After the original or other Bylaws of the corporation have been
adopted, amended, or replaced, as the case may be, in accordance
with the provisions of Section 109 of the General Corporation Law of
the State of Delaware, and, after the corporation has received
any payment for any of its stock, the power to adopt, amend, or
repeal the Bylaws of the corporation may be exercised by the
Board of Directors of the corporation; provided, however, that
any provision for the classification of directors of the
corporation for staggered terms pursuant to the provisions of
subsection (d) of Section 141 of the General Corporation Law of the
State of Delaware shall be set forth in an initial Bylaw or in a
Bylaw adopted by the stockholders entitled to vote in the
corporation unless provisions for such classification shall be
set forth in this certificate of incorporation.
Whenever the corporation shall be authorized to issue only one
class of stock, each outstanding share shall entitle the holder
thereof to notice of, and the right to vote at, any meeting of
the stockholders.
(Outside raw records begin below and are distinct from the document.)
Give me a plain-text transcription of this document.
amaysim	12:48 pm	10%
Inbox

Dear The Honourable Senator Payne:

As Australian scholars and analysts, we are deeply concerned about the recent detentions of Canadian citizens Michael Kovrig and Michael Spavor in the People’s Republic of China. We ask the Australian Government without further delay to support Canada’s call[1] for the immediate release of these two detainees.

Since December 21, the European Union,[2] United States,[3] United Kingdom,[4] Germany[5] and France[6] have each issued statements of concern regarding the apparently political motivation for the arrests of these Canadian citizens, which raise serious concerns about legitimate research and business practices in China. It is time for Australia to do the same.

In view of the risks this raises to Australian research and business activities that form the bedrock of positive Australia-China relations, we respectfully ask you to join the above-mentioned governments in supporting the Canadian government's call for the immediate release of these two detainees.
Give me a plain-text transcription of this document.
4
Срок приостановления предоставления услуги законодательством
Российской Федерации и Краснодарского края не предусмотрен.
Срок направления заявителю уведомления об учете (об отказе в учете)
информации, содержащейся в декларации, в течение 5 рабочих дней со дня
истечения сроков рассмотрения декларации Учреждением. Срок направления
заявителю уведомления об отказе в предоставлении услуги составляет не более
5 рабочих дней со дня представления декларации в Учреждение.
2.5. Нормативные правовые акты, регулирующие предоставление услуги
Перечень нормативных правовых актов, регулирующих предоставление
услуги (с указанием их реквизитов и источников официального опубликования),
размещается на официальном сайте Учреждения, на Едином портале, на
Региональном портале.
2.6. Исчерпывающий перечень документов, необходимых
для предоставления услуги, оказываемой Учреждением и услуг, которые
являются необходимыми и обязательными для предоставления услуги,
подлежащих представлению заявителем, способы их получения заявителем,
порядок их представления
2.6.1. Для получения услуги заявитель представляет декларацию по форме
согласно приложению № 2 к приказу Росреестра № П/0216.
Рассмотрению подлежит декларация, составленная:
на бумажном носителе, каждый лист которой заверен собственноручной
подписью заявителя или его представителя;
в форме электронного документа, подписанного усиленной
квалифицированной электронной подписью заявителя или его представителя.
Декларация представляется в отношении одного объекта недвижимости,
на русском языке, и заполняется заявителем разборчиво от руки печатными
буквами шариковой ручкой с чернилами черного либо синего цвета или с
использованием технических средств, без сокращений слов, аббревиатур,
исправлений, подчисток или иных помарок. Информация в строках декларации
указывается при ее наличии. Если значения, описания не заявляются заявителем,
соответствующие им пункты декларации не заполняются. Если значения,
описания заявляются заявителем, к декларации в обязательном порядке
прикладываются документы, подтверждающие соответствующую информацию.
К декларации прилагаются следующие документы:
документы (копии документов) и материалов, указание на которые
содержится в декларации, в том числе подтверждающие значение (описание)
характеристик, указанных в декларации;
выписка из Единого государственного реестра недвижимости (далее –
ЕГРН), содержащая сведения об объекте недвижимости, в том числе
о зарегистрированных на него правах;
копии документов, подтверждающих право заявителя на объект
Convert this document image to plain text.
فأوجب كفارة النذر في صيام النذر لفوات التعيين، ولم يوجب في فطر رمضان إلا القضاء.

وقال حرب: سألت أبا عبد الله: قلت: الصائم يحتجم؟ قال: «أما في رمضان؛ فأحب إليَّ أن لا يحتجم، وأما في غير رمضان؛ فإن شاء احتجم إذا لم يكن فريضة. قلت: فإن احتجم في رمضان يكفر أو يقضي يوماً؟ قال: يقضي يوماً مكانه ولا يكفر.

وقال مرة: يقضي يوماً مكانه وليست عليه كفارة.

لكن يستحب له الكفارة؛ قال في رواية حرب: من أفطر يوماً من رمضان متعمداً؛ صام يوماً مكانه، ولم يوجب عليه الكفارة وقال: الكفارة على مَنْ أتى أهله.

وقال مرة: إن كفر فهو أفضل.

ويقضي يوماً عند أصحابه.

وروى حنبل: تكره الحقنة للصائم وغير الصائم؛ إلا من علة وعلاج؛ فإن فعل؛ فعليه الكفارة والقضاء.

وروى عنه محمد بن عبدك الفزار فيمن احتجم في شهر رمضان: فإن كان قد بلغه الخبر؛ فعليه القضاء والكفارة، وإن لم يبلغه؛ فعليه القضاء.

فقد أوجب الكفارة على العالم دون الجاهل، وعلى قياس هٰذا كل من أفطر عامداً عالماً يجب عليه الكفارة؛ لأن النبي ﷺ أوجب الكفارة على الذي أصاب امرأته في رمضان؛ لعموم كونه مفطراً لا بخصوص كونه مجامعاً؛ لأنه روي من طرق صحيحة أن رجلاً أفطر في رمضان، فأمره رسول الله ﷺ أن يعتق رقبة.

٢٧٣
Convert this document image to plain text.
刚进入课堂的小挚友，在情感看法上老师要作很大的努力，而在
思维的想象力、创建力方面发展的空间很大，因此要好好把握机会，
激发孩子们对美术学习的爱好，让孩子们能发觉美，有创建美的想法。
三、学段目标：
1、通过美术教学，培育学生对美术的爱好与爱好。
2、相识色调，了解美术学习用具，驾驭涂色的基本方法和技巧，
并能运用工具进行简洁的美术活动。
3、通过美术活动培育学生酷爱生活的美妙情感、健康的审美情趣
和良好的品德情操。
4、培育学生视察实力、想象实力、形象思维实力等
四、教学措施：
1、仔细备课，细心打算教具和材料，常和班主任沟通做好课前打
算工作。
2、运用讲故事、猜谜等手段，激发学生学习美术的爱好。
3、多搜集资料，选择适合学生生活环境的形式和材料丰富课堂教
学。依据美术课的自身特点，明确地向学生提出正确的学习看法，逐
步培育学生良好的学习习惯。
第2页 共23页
Whenever the corporation shall be authorized
to issue more than one class of stock, no outstanding share of
any class of stock which is denied voting power under the
provisions of this certificate of incorporation shall entitle the
holder thereof to the right to vote at any meeting of
stockholders except as the provisions of paragraph (2) of
subsection (b) of Section 242 of the General Corporation Law of the
State of Delaware shall otherwise require; provided, that no
share of any such class which is otherwise denied voting shall
entitle the holder thereof to vote upon the increase or decrease
in the number of authorized shares of said class.
NINTH: The personal liability of the directors of the corporation
is hereby eliminated to the fullest extent permitted by the
provisions of the paragraph (7) of subsection (b) of Section 102 of the
General Corporation Law of the State of Delaware, as the same may
be amended and supplemented.
TENTH: The corporation shall, to the fullest extent permitted by
the provisions of Section 145 of the General Corporation Law of the
State of Delaware, as the same as may be amended and
supplemented, indemnify any and all of the expenses, liabilities,
or other matters referred to in or covered by said section, and
the Indemnification provided for herein shall not be deemed
exclusive of any other rights to which those indemnified may be
entitled under any Bylaw, agreement, vote of stockholders or
disinterested directors or otherwise, both as to action in his
official capacity and as to action in another capacity while
holding such office, and shall continue as to a person who has
ceased to be a director, officer, employee, or agent and shall
inure to the benefit of the heirs, executors, and administrators
of such a person.
ELEVENTH: From time to time any of the provisions of this
certificate of incorporation may be amended, altered, or
repeated, and other provisions authorized by the laws of the
State of Delaware then in force may be added or inserted in the
manner an at the time prescribed by said laws, and all rights at
any time conferred upon the stockholders of this corporation by
this certificate of Incorporation are granted subject to the
provisions of this article ELEVENTH.